Генерал Сиверс отошел от воды и стал одеваться так же медленно и методично, как раздевался. В последнюю очередь он надел очки, сказал: «Честь имею кланяться» — и удалился, не оборачиваясь.
Сначала все молчали, глядя ему вслед, потом стали обсуждать.
— Странный человек! Воды боится, — оказал Джапаридзе.
— Не воды он боится, а холода, — возразила Лора.
— Какой же холод? Жарко, — заметил Манин.
— А ему холодно, — настаивала Лора. — Такой особенный человек. Я читала один роман про человека с Венеры. Он прилетел на нашу Землю, и ему все холодно, холодно... Никак не мог согреться, так и умер. Мне понравилось.
— Венера — планета любви, — мечтательно сказала Томка. Сегодня она была не по обычаю молчалива.
— Бросьте вы со своей Венерой, — перебил Теткин, — ничего ему не холодно, он в самолете без отопления летел и то не замерз. Нет, у него какая-то другая цель, но какая?
— Кстати, — крикнул из-под своего индивидуального шалаша Джапаридзе, — кто знает: спутник Марса, шесть букв, на конце «с»?

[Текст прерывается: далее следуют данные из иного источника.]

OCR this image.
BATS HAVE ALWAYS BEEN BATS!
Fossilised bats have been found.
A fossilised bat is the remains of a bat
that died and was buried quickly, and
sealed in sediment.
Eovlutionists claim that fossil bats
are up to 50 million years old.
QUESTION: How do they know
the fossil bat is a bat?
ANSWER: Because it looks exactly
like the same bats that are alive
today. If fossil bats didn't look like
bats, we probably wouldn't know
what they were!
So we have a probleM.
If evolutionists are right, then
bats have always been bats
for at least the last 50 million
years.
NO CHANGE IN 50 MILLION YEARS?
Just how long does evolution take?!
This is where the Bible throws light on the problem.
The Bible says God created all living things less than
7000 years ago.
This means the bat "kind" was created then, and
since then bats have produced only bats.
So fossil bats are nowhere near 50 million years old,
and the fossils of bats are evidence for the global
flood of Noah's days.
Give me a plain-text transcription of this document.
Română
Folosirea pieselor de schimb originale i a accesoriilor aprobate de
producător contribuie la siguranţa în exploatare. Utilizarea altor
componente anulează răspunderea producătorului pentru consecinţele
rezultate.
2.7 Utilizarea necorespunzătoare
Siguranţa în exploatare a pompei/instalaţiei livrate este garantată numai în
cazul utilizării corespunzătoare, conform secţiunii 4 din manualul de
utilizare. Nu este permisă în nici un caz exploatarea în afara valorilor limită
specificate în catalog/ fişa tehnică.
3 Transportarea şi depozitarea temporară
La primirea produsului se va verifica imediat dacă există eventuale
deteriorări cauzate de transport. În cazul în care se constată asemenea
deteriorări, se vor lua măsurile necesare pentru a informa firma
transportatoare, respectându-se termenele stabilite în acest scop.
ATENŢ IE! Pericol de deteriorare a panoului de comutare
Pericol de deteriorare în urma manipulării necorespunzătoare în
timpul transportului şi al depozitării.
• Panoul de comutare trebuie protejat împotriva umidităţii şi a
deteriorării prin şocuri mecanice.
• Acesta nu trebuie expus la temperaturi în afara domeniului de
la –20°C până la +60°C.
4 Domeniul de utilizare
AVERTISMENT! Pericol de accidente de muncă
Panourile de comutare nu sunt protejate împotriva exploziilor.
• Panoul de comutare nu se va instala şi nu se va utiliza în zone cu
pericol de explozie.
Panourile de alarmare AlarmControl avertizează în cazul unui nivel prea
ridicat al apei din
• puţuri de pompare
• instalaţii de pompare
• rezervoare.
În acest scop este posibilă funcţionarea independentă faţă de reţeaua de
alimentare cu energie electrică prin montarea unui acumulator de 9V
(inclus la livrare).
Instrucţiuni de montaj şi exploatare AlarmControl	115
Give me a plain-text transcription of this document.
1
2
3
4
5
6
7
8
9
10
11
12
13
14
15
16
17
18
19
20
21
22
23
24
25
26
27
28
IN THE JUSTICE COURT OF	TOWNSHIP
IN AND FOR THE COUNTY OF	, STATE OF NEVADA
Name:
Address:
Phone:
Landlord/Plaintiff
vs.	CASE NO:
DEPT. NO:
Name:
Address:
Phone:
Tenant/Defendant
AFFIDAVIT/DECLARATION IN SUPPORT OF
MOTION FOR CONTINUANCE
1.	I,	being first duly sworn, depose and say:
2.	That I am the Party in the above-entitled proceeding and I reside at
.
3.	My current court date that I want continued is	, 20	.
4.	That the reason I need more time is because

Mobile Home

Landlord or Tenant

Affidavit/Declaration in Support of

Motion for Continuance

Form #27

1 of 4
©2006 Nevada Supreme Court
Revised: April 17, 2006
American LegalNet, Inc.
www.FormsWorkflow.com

— Энгельс! — ответил Теткин.
— Балда! Не Маркса, а Марса.
— Тогда не знаю.
— Жаль, Сиверс ушел, — сказал Манин. — Он все знает. Исключительно образованный человек. Восемь языков изучил, если не больше.
— И откуда у него объем головы берется? — захохотал Теткин. — Я бы двух языков и то не выдержал. Да что языки? Мне в главке совершенно ответственно утверждали, что генерал Сиверс помнит наизусть всю таблицу логарифмов. Я не поверил, конечно, и к нему: «Правду ли, Александр Евгеньевич, про вас говорят, что вы таблицу логарифмов на память знаете?» А он так странно на меня поглядел: «Вам это говорили? Ну что ж, распространяйте дальше». И пошел.
— В цирке один такой выступал, — вставил Джапаридзе. — В уме корни извлекал. Прямо ненормальный.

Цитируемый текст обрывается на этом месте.